No account? Create an account

C++ geekery

So I'm trying to write up a solution to the homework assignment I just gave my students -- a binary search tree of (key,value) pairs in C++.

From my experience in Java and Scheme, I have a strong bias in favor of immutable data structures. So I wrote a BST class that presents a stateful "front end", but which is actually implemented in terms of immutable trees.

What should one be able to do with a BST-based dictionary? Obviously, create an empty one; insert a specified (key,value) pair; check whether a given key appears; look up the value associated with a given key; etc. I decided to leave out "remove" from the assignment, since that's harder to do to a pure BST (there are ways around it, but I didn't want to get that complicated). But it should be easy to replace the value associated with a given key.

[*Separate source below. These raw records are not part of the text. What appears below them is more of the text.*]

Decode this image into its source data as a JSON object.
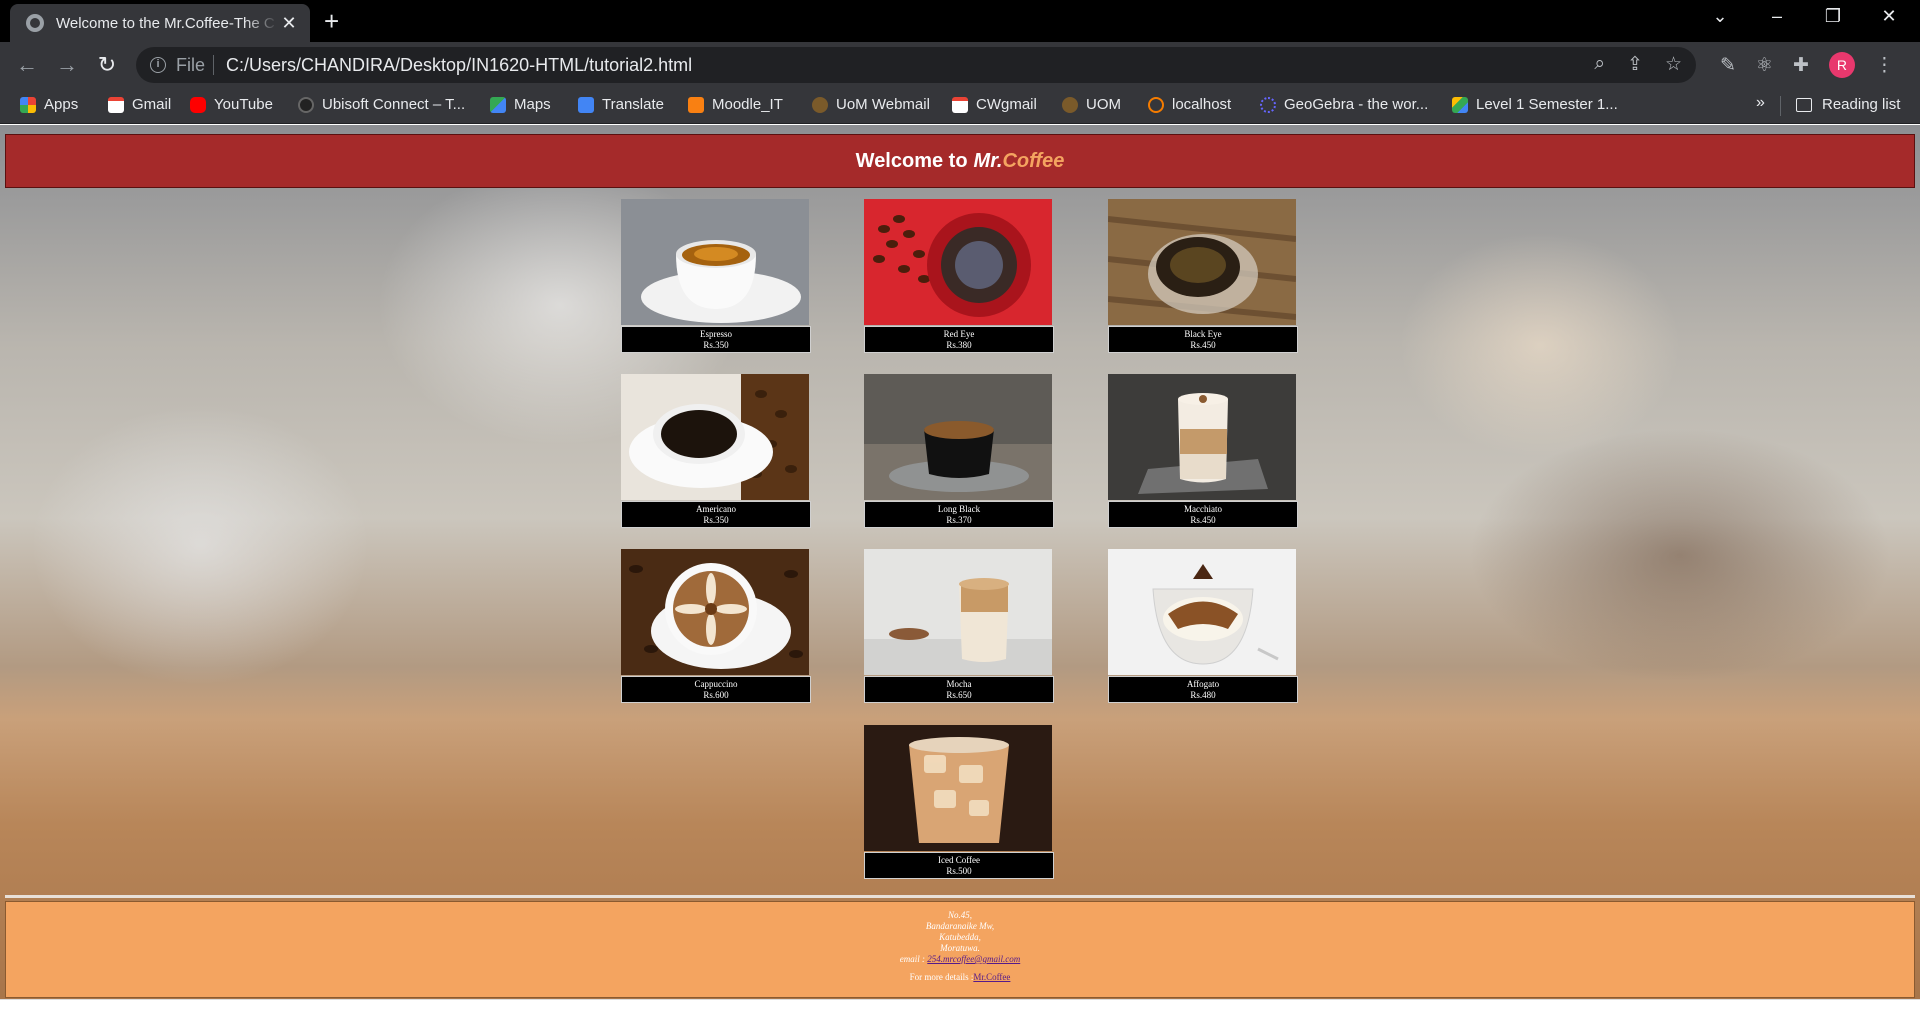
{
  "browser": {
    "tab_title": "Welcome to the Mr.Coffee-The C",
    "url_scheme": "File",
    "url": "C:/Users/CHANDIRA/Desktop/IN1620-HTML/tutorial2.html",
    "profile_initial": "R",
    "bookmarks": [
      "Apps",
      "Gmail",
      "YouTube",
      "Ubisoft Connect – T...",
      "Maps",
      "Translate",
      "Moodle_IT",
      "UoM Webmail",
      "CWgmail",
      "UOM",
      "localhost",
      "GeoGebra - the wor...",
      "Level 1 Semester 1..."
    ],
    "bookmarks_overflow": "»",
    "reading_list": "Reading list"
  },
  "page": {
    "banner_prefix": "Welcome to",
    "banner_brand_mr": "Mr.",
    "banner_brand_coffee": "Coffee",
    "items": [
      {
        "name": "Espresso",
        "price": "Rs.350"
      },
      {
        "name": "Red Eye",
        "price": "Rs.380"
      },
      {
        "name": "Black Eye",
        "price": "Rs.450"
      },
      {
        "name": "Americano",
        "price": "Rs.350"
      },
      {
        "name": "Long Black",
        "price": "Rs.370"
      },
      {
        "name": "Macchiato",
        "price": "Rs.450"
      },
      {
        "name": "Cappuccino",
        "price": "Rs.600"
      },
      {
        "name": "Mocha",
        "price": "Rs.650"
      },
      {
        "name": "Affogato",
        "price": "Rs.480"
      },
      {
        "name": "Iced Coffee",
        "price": "Rs.500"
      }
    ],
    "footer": {
      "address_lines": [
        "No.45,",
        "Bandaranaike Mw,",
        "Katubedda,",
        "Moratuwa."
      ],
      "email_label": "email :",
      "email": "254.mrcoffee@gmail.com",
      "more_label": "For more details :",
      "more_link": "Mr.Coffee"
    }
  }
}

Now, if the data structure were supposed to be mutable, I would just search through the BST, change the "value" field, and be done with it. If I were working in Scheme or Java, I would search through the BST, create a new node with the modified value but the same key and subtrees, and rebuild the answer from there on up; the old nodes will eventually get garbage-collected. So I try to do that in C++... but what happens to the old node? At some point it (and everything above it in the tree) will have to be deleted, or I'll get memory leaks. The obvious C++ destructor says "just before deleting me, delete both of my subtrees." But I just copied those subtree pointers to the new node, so they'll get clobbered.

Aha: I'll zero out those pointers before deleting the old node... but that counts as mutating, even though it's just a nanosecond before the node goes away completely. Maybe I should dumb-down the destructor so it DOESN'T automatically delete both subtrees; instead, I'll do that with an explicit call to a "cleanUp" member function before deleting. No, that doesn't work either because "cleanUp" counts as mutating, even though it's just before the node goes away completely.

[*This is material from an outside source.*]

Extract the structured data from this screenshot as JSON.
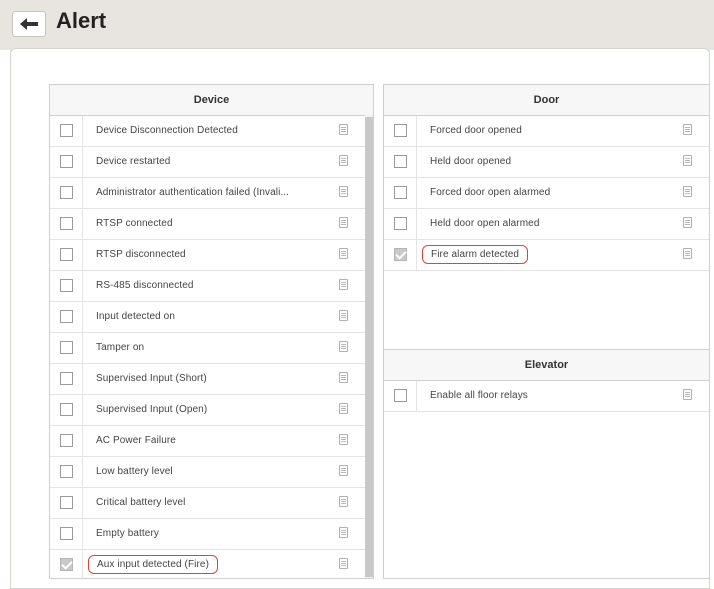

The only alternative seems to be that I have to rebuild not only everything from the node-to-change UP, but also everything from that node DOWN. Which feels wasteful and inefficient -- exactly what C++ is NOT supposed to be.

Is it really true that in a non-garbage-collected language you can't have immutable data structures share substructures safely?

Side note: Oddly enough, the C++ compiler doesn't complain in the slightest about "delete this;" appearing in the middle of a member function.


In this case, I think you probably want to use std::auto_ptr. That breaks non-mutability, but it does solve your problem. auto_ptr is like a pointer, but deletes its object when it's deleted. The point where it break non-mutability is that if you make a copy, the original auto_ptr is set to point to null. (Yes, y = x; will modify x if they are auto_ptrs.)

Which, now that I read that, is rather how you suggested breaking it yourself. I'm just hiding the breaking in another class.

The problem that your running into is, lacking gc, somebody needs to know that they own the data, so they know to delete the data when they are deleted. You want to transfer ownership, which essential means you need to mutate your data. In a gc-based language, ownership isn't really a valid concept, so you can make your immutable data structures and pass them to other objects without having to change the ownership bits.

It gets even more fun if you have a graph instead of a tree, since then there can be multiple owners. Auto_ptr enforces one owner, so you need to jump threw hoops or start using reference-counted pointers, that delete the pointed to object when the reference count drops to zero. Those can still lead to memory leaks when two objects point to each other, but nothing else points to either object. To fix that, you need to write a garbage collector.

From the complete other side of the problem, I recently had to write code where I had about 1 Gb of memory and several Gb of data in Java. Writing a (limited) virtual memory system in a language with garbage collection (but no free or delete) is exciting.

Yes, I read something about auto_ptr, and thought it might help, but I haven't tried it yet.

I R ! C++ guru, obviously, but somebody's got to teach this course. Next week we switch from C++ to Prolog. I R ! Prolog guru either, but programming in it is more like walking through the desert than the Amazon rain forest.